In California, employers may only withhold amounts from wages if state and/or federal laws allow deductions or if the worker expressly authorized the deduction in writing.
Below, we will cover some legal and illegal deductions that employers can make in from your salary. For example, there are limited exceptions to Labor Code 221 that allow employers to deduct costs such as health insurance.
Some of the reasons an employer can deduct from your wages are:
- Under California Industrial Welfare Commission Wage Order 9, a California employer may deduct uniform costs from an employee’s final salary if he or she fails to return the uniform to the company and the employee had a prior agreement in writing to do so.
- Although California employers may not accept tips from employees who serve as wait staff in a restaurant, the establishment may have a tip-sharing policy between employees who provide table service.
Among some of the prohibited deductions are:
- If a California employer requires employee photographs, the employer must pay the cost rather than deducting it from the employee’s wages.
- If an employee is legally required to have a pre-employment medical or physical exam, the employer cannot deduct this cost from the paycheck.
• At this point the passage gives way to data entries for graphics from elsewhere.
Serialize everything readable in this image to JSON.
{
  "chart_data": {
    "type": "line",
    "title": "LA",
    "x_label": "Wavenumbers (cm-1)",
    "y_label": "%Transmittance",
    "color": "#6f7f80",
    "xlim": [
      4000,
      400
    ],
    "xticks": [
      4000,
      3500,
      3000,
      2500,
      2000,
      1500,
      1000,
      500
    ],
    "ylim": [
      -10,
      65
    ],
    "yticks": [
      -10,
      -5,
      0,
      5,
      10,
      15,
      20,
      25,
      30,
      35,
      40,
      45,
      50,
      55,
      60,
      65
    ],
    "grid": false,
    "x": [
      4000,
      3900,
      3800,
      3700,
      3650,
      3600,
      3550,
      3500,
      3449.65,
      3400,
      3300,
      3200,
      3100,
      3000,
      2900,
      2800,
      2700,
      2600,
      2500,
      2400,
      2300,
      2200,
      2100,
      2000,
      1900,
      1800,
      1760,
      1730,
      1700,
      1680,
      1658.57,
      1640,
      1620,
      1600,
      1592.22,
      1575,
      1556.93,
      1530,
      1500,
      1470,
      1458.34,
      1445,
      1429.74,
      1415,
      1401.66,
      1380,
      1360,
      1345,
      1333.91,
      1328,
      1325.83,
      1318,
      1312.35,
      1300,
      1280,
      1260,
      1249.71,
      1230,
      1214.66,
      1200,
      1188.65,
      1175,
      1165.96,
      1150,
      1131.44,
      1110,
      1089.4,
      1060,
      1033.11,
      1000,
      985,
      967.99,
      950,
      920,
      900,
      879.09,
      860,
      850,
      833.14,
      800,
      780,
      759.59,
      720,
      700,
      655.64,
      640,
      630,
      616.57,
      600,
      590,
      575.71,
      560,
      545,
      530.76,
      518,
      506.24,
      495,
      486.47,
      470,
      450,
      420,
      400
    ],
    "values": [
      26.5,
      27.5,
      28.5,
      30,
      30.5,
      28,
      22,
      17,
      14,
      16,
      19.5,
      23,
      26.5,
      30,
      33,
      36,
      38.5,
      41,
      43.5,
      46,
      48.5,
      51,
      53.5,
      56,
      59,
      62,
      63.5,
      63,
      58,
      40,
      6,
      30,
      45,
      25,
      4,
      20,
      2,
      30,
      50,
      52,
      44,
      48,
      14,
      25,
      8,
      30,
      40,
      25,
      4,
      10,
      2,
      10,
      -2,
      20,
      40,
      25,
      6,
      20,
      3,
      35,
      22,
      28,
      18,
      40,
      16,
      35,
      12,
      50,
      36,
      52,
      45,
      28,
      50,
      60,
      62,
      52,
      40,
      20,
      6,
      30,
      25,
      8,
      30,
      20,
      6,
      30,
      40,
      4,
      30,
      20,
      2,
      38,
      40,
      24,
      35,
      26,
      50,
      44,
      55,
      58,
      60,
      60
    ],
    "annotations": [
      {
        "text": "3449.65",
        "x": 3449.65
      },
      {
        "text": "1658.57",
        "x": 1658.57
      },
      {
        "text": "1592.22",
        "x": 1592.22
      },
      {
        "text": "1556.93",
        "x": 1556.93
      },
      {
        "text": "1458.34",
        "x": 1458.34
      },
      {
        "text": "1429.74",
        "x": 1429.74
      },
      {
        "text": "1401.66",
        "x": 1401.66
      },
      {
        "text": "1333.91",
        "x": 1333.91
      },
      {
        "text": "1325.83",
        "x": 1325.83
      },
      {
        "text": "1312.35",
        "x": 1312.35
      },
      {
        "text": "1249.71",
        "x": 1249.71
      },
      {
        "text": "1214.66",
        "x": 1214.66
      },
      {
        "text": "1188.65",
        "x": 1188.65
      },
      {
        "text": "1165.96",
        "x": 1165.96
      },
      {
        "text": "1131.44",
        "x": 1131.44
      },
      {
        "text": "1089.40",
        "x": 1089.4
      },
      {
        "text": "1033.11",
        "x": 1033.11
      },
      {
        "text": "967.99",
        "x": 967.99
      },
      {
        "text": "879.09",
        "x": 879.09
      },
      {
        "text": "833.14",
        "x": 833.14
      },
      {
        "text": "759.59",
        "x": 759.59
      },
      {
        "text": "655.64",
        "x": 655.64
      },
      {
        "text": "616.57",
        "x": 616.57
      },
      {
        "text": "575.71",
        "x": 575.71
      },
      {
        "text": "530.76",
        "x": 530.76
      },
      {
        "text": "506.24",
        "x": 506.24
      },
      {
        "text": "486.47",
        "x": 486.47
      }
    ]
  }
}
- Deductions from an employee’s salary due to equipment loss, equipment damage, and cash shortages are not allowed. However, the exception to this rule is when the employee’s gross negligence or an intentional dishonest act caused the loss to the employer.
If you suspect that your employer is illegally deducting from your salary, it is important to consult with an experienced wage and hour attorney to find out if you have a valid claim.